Love after assault is hard, and even with a wonderful, thoughtful partner, bad memories resurface – sometimes paralyzing your body during a moment when all you wish to do is to love that other person completely. We survivors can’t turn off our trauma at will, but we deserve happy endings too, and we deserve stories that tell of the messiness of trauma and healing that shape our journey to happiness. Ngan has gifted us two powerful warriors whose greatest strength is the fire of their vulnerability; their ability to understand that they are imperfect, and that what they’ve survived didn’t give them a special power to fight back – that fire of rebellion was always within them.
I will give a content warning to some readers, because like me, descriptions of violence can sometimes turn a pleasant read into a long night of tending to your triggers. But, rather than sadness, I found so much comfort and solidarity in Lei and Wren’s journey together. Read their story.
One last note to Natasha Ngan: Thank you.
For any readers who have experienced sexual assault: I am so, so sorry for what you have been through. My wish is that, like me, you were able to find some form of kinship and empowerment in Lei’s journey.

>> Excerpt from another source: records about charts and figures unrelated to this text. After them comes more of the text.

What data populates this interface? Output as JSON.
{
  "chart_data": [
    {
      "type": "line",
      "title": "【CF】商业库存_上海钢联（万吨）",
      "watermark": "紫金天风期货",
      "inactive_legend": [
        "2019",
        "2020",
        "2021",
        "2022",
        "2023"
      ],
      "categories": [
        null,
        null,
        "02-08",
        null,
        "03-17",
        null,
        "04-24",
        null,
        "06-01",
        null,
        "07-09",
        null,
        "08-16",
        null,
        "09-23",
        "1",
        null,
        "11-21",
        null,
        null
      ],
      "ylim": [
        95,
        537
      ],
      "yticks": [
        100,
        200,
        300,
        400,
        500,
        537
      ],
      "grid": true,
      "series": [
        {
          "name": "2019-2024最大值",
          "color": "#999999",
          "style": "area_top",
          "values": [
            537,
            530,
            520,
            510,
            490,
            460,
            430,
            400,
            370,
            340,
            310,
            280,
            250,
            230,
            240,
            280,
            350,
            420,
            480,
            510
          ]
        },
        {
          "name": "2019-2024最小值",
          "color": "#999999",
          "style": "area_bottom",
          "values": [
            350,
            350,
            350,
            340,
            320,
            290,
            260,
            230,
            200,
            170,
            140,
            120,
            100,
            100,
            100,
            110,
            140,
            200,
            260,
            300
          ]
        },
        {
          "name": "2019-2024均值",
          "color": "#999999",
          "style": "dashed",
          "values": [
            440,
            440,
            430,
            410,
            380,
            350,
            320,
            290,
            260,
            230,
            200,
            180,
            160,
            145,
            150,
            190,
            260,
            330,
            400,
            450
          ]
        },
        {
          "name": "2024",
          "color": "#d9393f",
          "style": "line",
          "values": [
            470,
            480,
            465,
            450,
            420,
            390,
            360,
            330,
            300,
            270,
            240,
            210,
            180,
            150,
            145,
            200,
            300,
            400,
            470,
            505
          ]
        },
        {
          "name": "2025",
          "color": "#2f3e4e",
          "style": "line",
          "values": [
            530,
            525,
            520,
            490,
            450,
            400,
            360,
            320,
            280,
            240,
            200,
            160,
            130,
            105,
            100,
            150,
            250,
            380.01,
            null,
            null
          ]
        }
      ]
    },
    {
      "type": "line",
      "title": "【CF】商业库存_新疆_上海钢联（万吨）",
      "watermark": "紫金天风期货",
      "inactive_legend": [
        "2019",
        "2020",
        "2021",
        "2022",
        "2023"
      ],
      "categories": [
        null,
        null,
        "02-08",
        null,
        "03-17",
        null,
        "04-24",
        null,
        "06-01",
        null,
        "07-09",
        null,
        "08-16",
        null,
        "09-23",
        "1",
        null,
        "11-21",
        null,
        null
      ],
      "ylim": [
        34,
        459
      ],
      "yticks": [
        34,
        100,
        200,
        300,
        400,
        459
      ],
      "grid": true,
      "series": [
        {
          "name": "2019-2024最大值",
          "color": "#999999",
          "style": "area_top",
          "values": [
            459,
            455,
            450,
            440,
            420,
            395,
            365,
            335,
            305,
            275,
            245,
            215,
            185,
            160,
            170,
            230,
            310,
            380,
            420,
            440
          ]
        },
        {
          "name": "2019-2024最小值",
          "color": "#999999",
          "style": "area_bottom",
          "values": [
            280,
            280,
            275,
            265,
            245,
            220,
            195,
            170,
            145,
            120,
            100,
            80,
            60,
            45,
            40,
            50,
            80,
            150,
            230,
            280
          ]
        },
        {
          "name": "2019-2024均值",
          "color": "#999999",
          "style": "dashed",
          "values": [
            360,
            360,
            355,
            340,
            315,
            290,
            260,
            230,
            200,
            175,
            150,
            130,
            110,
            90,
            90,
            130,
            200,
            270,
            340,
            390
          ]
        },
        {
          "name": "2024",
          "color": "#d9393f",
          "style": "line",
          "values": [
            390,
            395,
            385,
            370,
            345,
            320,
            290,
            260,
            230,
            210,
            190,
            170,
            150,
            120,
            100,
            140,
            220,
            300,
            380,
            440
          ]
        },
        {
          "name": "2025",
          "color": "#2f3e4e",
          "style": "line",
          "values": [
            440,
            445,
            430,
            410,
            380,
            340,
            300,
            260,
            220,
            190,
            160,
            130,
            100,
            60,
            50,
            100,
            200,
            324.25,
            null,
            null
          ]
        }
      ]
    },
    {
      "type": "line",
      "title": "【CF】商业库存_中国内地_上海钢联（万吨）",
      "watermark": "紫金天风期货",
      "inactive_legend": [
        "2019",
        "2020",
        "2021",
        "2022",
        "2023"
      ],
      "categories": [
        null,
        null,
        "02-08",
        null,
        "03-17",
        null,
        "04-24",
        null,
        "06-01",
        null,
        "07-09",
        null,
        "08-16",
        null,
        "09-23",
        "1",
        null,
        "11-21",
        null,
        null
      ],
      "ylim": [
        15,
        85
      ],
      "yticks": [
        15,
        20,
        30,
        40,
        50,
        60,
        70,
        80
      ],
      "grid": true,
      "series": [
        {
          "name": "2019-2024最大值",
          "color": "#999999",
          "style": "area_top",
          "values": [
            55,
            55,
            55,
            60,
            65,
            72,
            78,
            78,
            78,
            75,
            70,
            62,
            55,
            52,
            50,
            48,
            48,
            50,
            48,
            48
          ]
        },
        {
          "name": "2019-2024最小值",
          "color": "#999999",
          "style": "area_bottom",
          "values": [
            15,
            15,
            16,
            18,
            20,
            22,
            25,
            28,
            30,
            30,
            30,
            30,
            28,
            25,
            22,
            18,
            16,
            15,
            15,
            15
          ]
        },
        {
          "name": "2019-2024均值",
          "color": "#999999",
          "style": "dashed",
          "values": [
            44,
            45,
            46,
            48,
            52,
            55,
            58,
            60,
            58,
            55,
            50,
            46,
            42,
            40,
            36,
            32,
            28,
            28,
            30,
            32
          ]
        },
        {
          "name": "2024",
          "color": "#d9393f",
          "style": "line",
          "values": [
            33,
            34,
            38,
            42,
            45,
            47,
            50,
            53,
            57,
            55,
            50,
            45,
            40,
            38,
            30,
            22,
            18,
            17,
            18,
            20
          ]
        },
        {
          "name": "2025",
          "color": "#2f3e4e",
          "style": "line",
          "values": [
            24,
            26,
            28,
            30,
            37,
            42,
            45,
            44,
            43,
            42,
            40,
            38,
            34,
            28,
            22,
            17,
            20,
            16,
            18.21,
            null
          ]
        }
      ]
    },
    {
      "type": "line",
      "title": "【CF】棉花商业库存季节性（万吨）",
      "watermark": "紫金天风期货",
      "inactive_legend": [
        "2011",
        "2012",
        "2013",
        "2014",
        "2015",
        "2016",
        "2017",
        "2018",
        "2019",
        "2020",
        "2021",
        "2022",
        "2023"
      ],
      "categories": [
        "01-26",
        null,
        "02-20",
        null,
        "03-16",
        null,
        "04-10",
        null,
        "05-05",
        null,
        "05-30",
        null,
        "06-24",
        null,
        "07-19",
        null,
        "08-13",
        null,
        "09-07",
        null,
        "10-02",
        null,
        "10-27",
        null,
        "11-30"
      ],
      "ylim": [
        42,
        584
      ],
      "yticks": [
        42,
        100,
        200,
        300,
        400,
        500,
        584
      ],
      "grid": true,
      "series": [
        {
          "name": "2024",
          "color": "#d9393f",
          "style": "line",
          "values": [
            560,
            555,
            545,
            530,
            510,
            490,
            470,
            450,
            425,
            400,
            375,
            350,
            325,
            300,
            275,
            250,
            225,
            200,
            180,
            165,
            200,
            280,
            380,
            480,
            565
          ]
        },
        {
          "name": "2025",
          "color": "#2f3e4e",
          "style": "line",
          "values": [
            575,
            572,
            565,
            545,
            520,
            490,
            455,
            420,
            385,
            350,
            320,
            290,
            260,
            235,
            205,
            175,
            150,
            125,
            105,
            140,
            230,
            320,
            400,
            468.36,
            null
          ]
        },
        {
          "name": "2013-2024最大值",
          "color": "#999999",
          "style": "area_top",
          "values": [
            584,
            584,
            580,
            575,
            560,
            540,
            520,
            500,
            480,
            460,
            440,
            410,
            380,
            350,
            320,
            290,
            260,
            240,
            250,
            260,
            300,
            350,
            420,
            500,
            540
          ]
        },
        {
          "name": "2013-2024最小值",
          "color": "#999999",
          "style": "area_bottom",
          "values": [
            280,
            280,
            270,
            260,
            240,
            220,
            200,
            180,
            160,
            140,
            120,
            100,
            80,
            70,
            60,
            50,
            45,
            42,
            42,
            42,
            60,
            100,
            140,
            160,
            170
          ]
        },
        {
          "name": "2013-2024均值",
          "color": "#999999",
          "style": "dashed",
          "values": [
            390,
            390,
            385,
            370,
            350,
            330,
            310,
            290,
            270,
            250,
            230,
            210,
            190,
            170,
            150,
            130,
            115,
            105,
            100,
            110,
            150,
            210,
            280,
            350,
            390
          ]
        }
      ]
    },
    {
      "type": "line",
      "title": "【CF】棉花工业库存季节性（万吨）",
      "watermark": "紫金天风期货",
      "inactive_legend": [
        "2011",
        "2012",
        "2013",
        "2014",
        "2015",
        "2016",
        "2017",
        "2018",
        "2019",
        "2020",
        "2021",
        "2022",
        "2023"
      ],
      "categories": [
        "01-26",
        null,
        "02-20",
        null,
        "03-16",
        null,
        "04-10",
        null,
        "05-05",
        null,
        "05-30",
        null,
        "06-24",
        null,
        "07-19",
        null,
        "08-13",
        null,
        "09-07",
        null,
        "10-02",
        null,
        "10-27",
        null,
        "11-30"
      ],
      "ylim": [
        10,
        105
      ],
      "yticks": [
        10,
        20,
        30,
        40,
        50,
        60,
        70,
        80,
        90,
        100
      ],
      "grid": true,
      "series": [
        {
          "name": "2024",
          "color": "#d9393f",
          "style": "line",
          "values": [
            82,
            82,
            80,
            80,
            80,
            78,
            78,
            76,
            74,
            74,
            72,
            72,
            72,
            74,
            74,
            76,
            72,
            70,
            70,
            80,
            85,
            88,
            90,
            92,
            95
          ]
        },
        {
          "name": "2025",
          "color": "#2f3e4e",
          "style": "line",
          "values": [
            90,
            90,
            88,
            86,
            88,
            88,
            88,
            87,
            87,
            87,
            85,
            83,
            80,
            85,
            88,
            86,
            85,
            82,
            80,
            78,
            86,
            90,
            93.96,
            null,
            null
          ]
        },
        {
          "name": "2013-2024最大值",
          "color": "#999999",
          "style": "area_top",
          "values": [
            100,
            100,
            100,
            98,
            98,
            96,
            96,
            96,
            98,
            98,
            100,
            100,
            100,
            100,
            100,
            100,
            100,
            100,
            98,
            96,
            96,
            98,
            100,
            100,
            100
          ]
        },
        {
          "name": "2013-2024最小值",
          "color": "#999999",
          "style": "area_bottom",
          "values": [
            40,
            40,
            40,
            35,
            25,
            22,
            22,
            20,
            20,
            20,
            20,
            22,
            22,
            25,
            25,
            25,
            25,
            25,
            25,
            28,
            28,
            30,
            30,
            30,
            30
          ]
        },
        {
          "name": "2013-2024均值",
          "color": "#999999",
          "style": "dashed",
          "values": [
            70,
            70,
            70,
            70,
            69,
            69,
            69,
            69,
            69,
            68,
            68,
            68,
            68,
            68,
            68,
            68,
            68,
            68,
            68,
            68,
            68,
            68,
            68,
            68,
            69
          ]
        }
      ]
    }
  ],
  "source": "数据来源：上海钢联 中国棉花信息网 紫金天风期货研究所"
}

You didn’t have to come out to us as readers, but you did, likely because of the same reason I did, because after generations of surviving violence, one of the most powerful things we as survivors can do for our sisters is to be visible among ourselves – to tell each other the most powerful words: You are Not Alone.
Thank you, Natasha, for writing a story that I’m sure, at times, wasn’t easy to write, but that I hope will help other survivors like us believe in the power of their fire.